Toronto

Parents call on Ontario government to ensure full-time learning in school this fall

Scores of parents called on the Ontario government on Saturday to reopen schools for full-time classes this fall with safety measures in place amid the pandemic.

Organizer says parents want 'well-thought out plan' from education ministry

Bronwen Alsop, an organizer of the rally, addresses a crowd of parents at Queen's Park and calls for a return to full-time learning in the fall. (Talia Ricci/CBC)

Scores of parents called on the Ontario government on Saturday to reopen schools for full-time classes this fall with safety measures in place amid the pandemic.

At a rally at the Ontario legislature, parents said a regular school schedule is vital to health and well-being of children and important for an "equitable" economic recovery. Such a schedule means the students would be in class five days a week.

Bronwen Alsop, an organizer of the rally, told CBC News that parents want a "well-thought out" plan from the government that allows for full-time learning. Alsop is a mother of two children with special needs.

The Ontario government should fund the safety protocols needed to make learning in the classroom happen, she said.

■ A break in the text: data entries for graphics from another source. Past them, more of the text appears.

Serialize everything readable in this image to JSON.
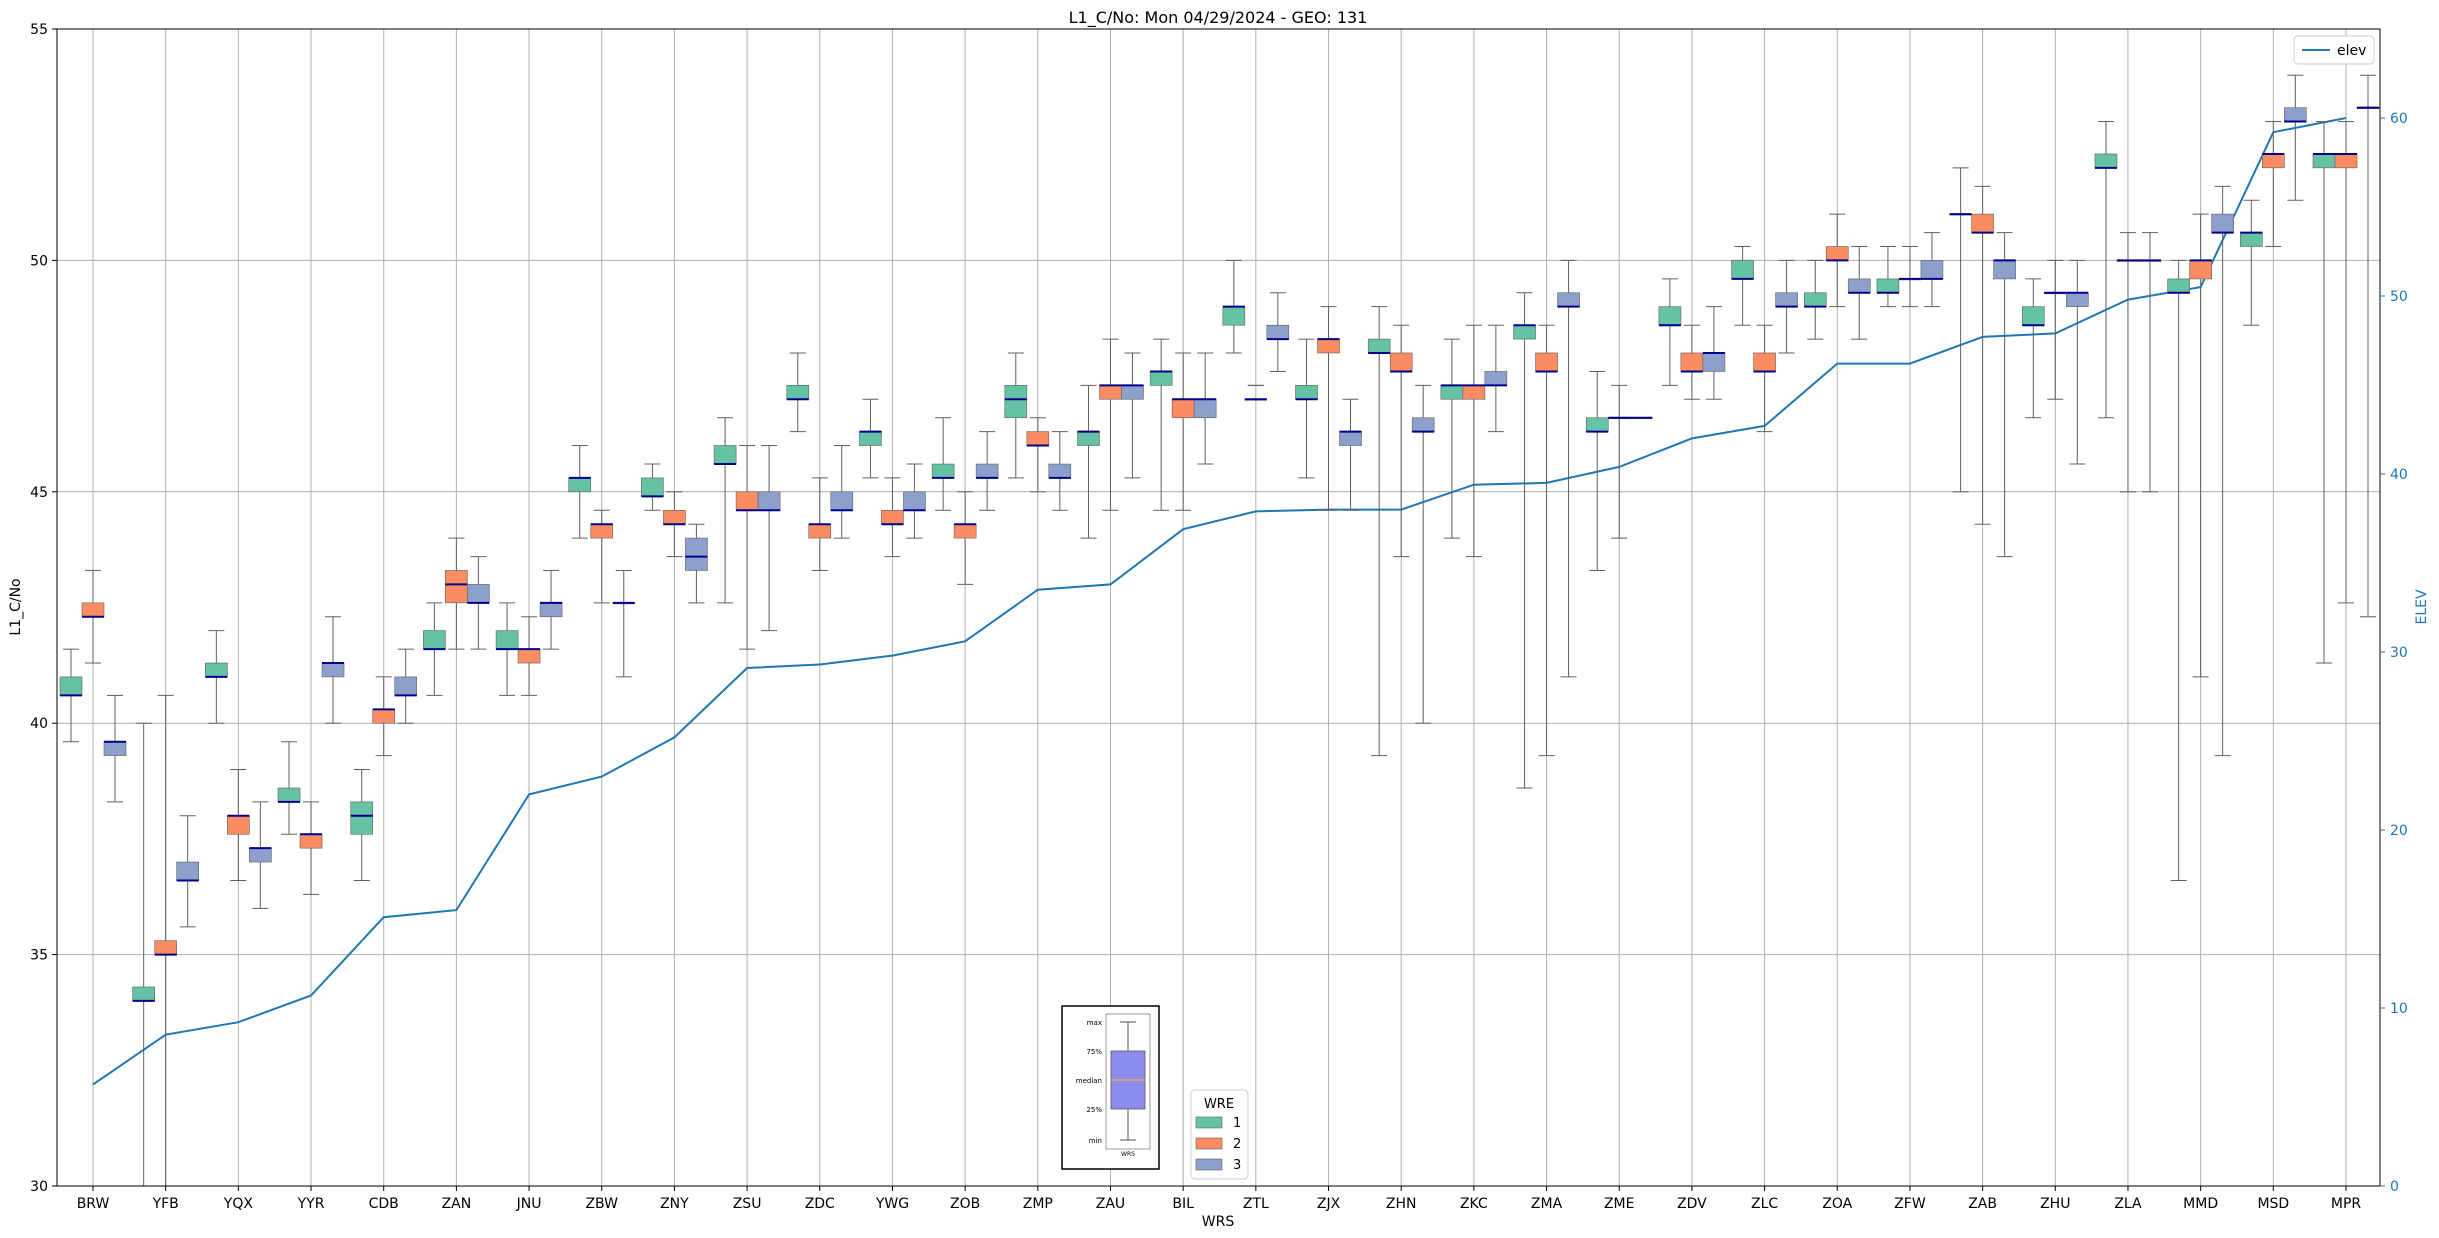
{
  "chart_data": {
    "type": "box",
    "title": "L1_C/No: Mon 04/29/2024 - GEO: 131",
    "xlabel": "WRS",
    "ylabel": "L1_C/No",
    "y2label": "ELEV",
    "ylim": [
      30,
      55
    ],
    "y2lim": [
      0,
      65
    ],
    "yticks": [
      30,
      35,
      40,
      45,
      50,
      55
    ],
    "y2ticks": [
      0,
      10,
      20,
      30,
      40,
      50,
      60
    ],
    "grid": true,
    "categories": [
      "BRW",
      "YFB",
      "YQX",
      "YYR",
      "CDB",
      "ZAN",
      "JNU",
      "ZBW",
      "ZNY",
      "ZSU",
      "ZDC",
      "YWG",
      "ZOB",
      "ZMP",
      "ZAU",
      "BIL",
      "ZTL",
      "ZJX",
      "ZHN",
      "ZKC",
      "ZMA",
      "ZME",
      "ZDV",
      "ZLC",
      "ZOA",
      "ZFW",
      "ZAB",
      "ZHU",
      "ZLA",
      "MMD",
      "MSD",
      "MPR"
    ],
    "legend_title": "WRE",
    "wre_colors": {
      "1": "#66c2a5",
      "2": "#fc8d62",
      "3": "#8da0cb"
    },
    "median_color": "#00008b",
    "elev_color": "#1f77b4",
    "elev_legend": "elev",
    "legend_placement": "upper-right",
    "wre_legend_placement": "bottom-center",
    "box_series": [
      {
        "wre": "1",
        "boxes": [
          [
            0,
            39.6,
            40.6,
            40.6,
            41.0,
            41.6
          ],
          [
            1,
            30.0,
            34.0,
            34.0,
            34.3,
            40.0
          ],
          [
            2,
            40.0,
            41.0,
            41.0,
            41.3,
            42.0
          ],
          [
            3,
            37.6,
            38.3,
            38.3,
            38.6,
            39.6
          ],
          [
            4,
            36.6,
            37.6,
            38.0,
            38.3,
            39.0
          ],
          [
            5,
            40.6,
            41.6,
            41.6,
            42.0,
            42.6
          ],
          [
            6,
            40.6,
            41.6,
            41.6,
            42.0,
            42.6
          ],
          [
            7,
            44.0,
            45.0,
            45.3,
            45.3,
            46.0
          ],
          [
            8,
            44.6,
            44.9,
            44.9,
            45.3,
            45.6
          ],
          [
            9,
            42.6,
            45.6,
            45.6,
            46.0,
            46.6
          ],
          [
            10,
            46.3,
            47.0,
            47.0,
            47.3,
            48.0
          ],
          [
            11,
            45.3,
            46.0,
            46.3,
            46.3,
            47.0
          ],
          [
            12,
            44.6,
            45.3,
            45.3,
            45.6,
            46.6
          ],
          [
            13,
            45.3,
            46.6,
            47.0,
            47.3,
            48.0
          ],
          [
            14,
            44.0,
            46.0,
            46.3,
            46.3,
            47.3
          ],
          [
            15,
            44.6,
            47.3,
            47.6,
            47.6,
            48.3
          ],
          [
            16,
            48.0,
            48.6,
            49.0,
            49.0,
            50.0
          ],
          [
            17,
            45.3,
            47.0,
            47.0,
            47.3,
            48.3
          ],
          [
            18,
            39.3,
            48.0,
            48.0,
            48.3,
            49.0
          ],
          [
            19,
            44.0,
            47.0,
            47.3,
            47.3,
            48.3
          ],
          [
            20,
            38.6,
            48.3,
            48.6,
            48.6,
            49.3
          ],
          [
            21,
            43.3,
            46.3,
            46.3,
            46.6,
            47.6
          ],
          [
            22,
            47.3,
            48.6,
            48.6,
            49.0,
            49.6
          ],
          [
            23,
            48.6,
            49.6,
            49.6,
            50.0,
            50.3
          ],
          [
            24,
            48.3,
            49.0,
            49.0,
            49.3,
            50.0
          ],
          [
            25,
            49.0,
            49.3,
            49.3,
            49.6,
            50.3
          ],
          [
            26,
            45.0,
            51.0,
            51.0,
            51.0,
            52.0
          ],
          [
            27,
            46.6,
            48.6,
            48.6,
            49.0,
            49.6
          ],
          [
            28,
            46.6,
            52.0,
            52.0,
            52.3,
            53.0
          ],
          [
            29,
            36.6,
            49.3,
            49.3,
            49.6,
            50.0
          ],
          [
            30,
            48.6,
            50.3,
            50.6,
            50.6,
            51.3
          ],
          [
            31,
            41.3,
            52.0,
            52.3,
            52.3,
            53.0
          ]
        ]
      },
      {
        "wre": "2",
        "boxes": [
          [
            0,
            41.3,
            42.3,
            42.3,
            42.6,
            43.3
          ],
          [
            1,
            30.0,
            35.0,
            35.0,
            35.3,
            40.6
          ],
          [
            2,
            36.6,
            37.6,
            38.0,
            38.0,
            39.0
          ],
          [
            3,
            36.3,
            37.3,
            37.6,
            37.6,
            38.3
          ],
          [
            4,
            39.3,
            40.0,
            40.3,
            40.3,
            41.0
          ],
          [
            5,
            41.6,
            42.6,
            43.0,
            43.3,
            44.0
          ],
          [
            6,
            40.6,
            41.3,
            41.6,
            41.6,
            42.3
          ],
          [
            7,
            42.6,
            44.0,
            44.3,
            44.3,
            44.6
          ],
          [
            8,
            43.6,
            44.3,
            44.3,
            44.6,
            45.0
          ],
          [
            9,
            41.6,
            44.6,
            44.6,
            45.0,
            46.0
          ],
          [
            10,
            43.3,
            44.0,
            44.3,
            44.3,
            45.3
          ],
          [
            11,
            43.6,
            44.3,
            44.3,
            44.6,
            45.3
          ],
          [
            12,
            43.0,
            44.0,
            44.3,
            44.3,
            45.0
          ],
          [
            13,
            45.0,
            46.0,
            46.0,
            46.3,
            46.6
          ],
          [
            14,
            44.6,
            47.0,
            47.3,
            47.3,
            48.3
          ],
          [
            15,
            44.6,
            46.6,
            47.0,
            47.0,
            48.0
          ],
          [
            16,
            47.3,
            47.0,
            47.0,
            47.0,
            47.3
          ],
          [
            17,
            44.6,
            48.0,
            48.3,
            48.3,
            49.0
          ],
          [
            18,
            43.6,
            47.6,
            47.6,
            48.0,
            48.6
          ],
          [
            19,
            43.6,
            47.0,
            47.3,
            47.3,
            48.6
          ],
          [
            20,
            39.3,
            47.6,
            47.6,
            48.0,
            48.6
          ],
          [
            21,
            44.0,
            46.6,
            46.6,
            46.6,
            47.3
          ],
          [
            22,
            47.0,
            47.6,
            47.6,
            48.0,
            48.6
          ],
          [
            23,
            46.3,
            47.6,
            47.6,
            48.0,
            48.6
          ],
          [
            24,
            49.0,
            50.0,
            50.0,
            50.3,
            51.0
          ],
          [
            25,
            49.0,
            49.6,
            49.6,
            49.6,
            50.3
          ],
          [
            26,
            44.3,
            50.6,
            50.6,
            51.0,
            51.6
          ],
          [
            27,
            47.0,
            49.3,
            49.3,
            49.3,
            50.0
          ],
          [
            28,
            45.0,
            50.0,
            50.0,
            50.0,
            50.6
          ],
          [
            29,
            41.0,
            49.6,
            50.0,
            50.0,
            51.0
          ],
          [
            30,
            50.3,
            52.0,
            52.3,
            52.3,
            53.0
          ],
          [
            31,
            42.6,
            52.0,
            52.3,
            52.3,
            53.0
          ]
        ]
      },
      {
        "wre": "3",
        "boxes": [
          [
            0,
            38.3,
            39.3,
            39.6,
            39.6,
            40.6
          ],
          [
            1,
            35.6,
            36.6,
            36.6,
            37.0,
            38.0
          ],
          [
            2,
            36.0,
            37.0,
            37.3,
            37.3,
            38.3
          ],
          [
            3,
            40.0,
            41.0,
            41.3,
            41.3,
            42.3
          ],
          [
            4,
            40.0,
            40.6,
            40.6,
            41.0,
            41.6
          ],
          [
            5,
            41.6,
            42.6,
            42.6,
            43.0,
            43.6
          ],
          [
            6,
            41.6,
            42.3,
            42.6,
            42.6,
            43.3
          ],
          [
            7,
            41.0,
            42.6,
            42.6,
            42.6,
            43.3
          ],
          [
            8,
            42.6,
            43.3,
            43.6,
            44.0,
            44.3
          ],
          [
            9,
            42.0,
            44.6,
            44.6,
            45.0,
            46.0
          ],
          [
            10,
            44.0,
            44.6,
            44.6,
            45.0,
            46.0
          ],
          [
            11,
            44.0,
            44.6,
            44.6,
            45.0,
            45.6
          ],
          [
            12,
            44.6,
            45.3,
            45.3,
            45.6,
            46.3
          ],
          [
            13,
            44.6,
            45.3,
            45.3,
            45.6,
            46.3
          ],
          [
            14,
            45.3,
            47.0,
            47.3,
            47.3,
            48.0
          ],
          [
            15,
            45.6,
            46.6,
            47.0,
            47.0,
            48.0
          ],
          [
            16,
            47.6,
            48.3,
            48.3,
            48.6,
            49.3
          ],
          [
            17,
            44.6,
            46.0,
            46.3,
            46.3,
            47.0
          ],
          [
            18,
            40.0,
            46.3,
            46.3,
            46.6,
            47.3
          ],
          [
            19,
            46.3,
            47.3,
            47.3,
            47.6,
            48.6
          ],
          [
            20,
            41.0,
            49.0,
            49.0,
            49.3,
            50.0
          ],
          [
            21,
            46.6,
            46.6,
            46.6,
            46.6,
            46.6
          ],
          [
            22,
            47.0,
            47.6,
            48.0,
            48.0,
            49.0
          ],
          [
            23,
            48.0,
            49.0,
            49.0,
            49.3,
            50.0
          ],
          [
            24,
            48.3,
            49.3,
            49.3,
            49.6,
            50.3
          ],
          [
            25,
            49.0,
            49.6,
            49.6,
            50.0,
            50.6
          ],
          [
            26,
            43.6,
            49.6,
            50.0,
            50.0,
            50.6
          ],
          [
            27,
            45.6,
            49.0,
            49.3,
            49.3,
            50.0
          ],
          [
            28,
            45.0,
            50.0,
            50.0,
            50.0,
            50.6
          ],
          [
            29,
            39.3,
            50.6,
            50.6,
            51.0,
            51.6
          ],
          [
            30,
            51.3,
            53.0,
            53.0,
            53.3,
            54.0
          ],
          [
            31,
            42.3,
            53.3,
            53.3,
            53.3,
            54.0
          ]
        ]
      }
    ],
    "elev_values": [
      5.7,
      8.5,
      9.2,
      10.7,
      15.1,
      15.5,
      22.0,
      23.0,
      25.2,
      29.1,
      29.3,
      29.8,
      30.6,
      33.5,
      33.8,
      36.9,
      37.9,
      38.0,
      38.0,
      39.4,
      39.5,
      40.4,
      42.0,
      42.7,
      46.2,
      46.2,
      47.7,
      47.9,
      49.8,
      50.5,
      59.2,
      60.0
    ],
    "key": {
      "labels": [
        "max",
        "75%",
        "median",
        "25%",
        "min"
      ],
      "xtick": "WRS",
      "box_color": "#8c8cf0",
      "median_color": "#e8a060"
    }
  }
}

In a statement to CBC News, Education Minister Stephen Lecce's spokesperson Alexandra Adamo said they are "working with school boards and education partners to ensure students can return on a daily basis."

According to a recent directive from the Ontario education ministry, the government has asked school boards to prepare for three scenarios: in-class learning, online learning or a hybrid model that would be a mixture of both.

"We have consistently asked school boards for three scenarios, because we have an obligation to parents and students to be ready for all challenges that may arise over the coming months," Adamo wrote in the statement. "The clear preference is to get students in class daily in September, however, Ontario must and will be ready for all circumstances that could arise."

A boy at the rally holds a sign at the rally at Queen's Park. (Talia Ricci/CBC)

But Alsop said parents aren't sure the hybrid plan is the best option.

"We would like to ensure that our children and our teachers are safe," she said on Saturday before the rally.

"We do not believe the hybrid plan is going to work for the children. We want to make sure that our children have extra safety precautions in the room, more staff, more funding dedicated to make sure they are completely safe for five days a week."

Alsop said the hybrid plan could result in more infections because children could be in daycare on the days they are not in class. 

She added that leaving it up to individual school boards to work out a plan for the school year puts a lot of pressure on those boards. The province needs a full financial plan to make sure that children and teachers are safe, she said.

The rally came a day after the Toronto District School Board asked the province to reassess its plan for next school year. 

Alsop said online learning is very difficult for families with special needs children. She added her own children benefit tremendously from the structure of the classroom.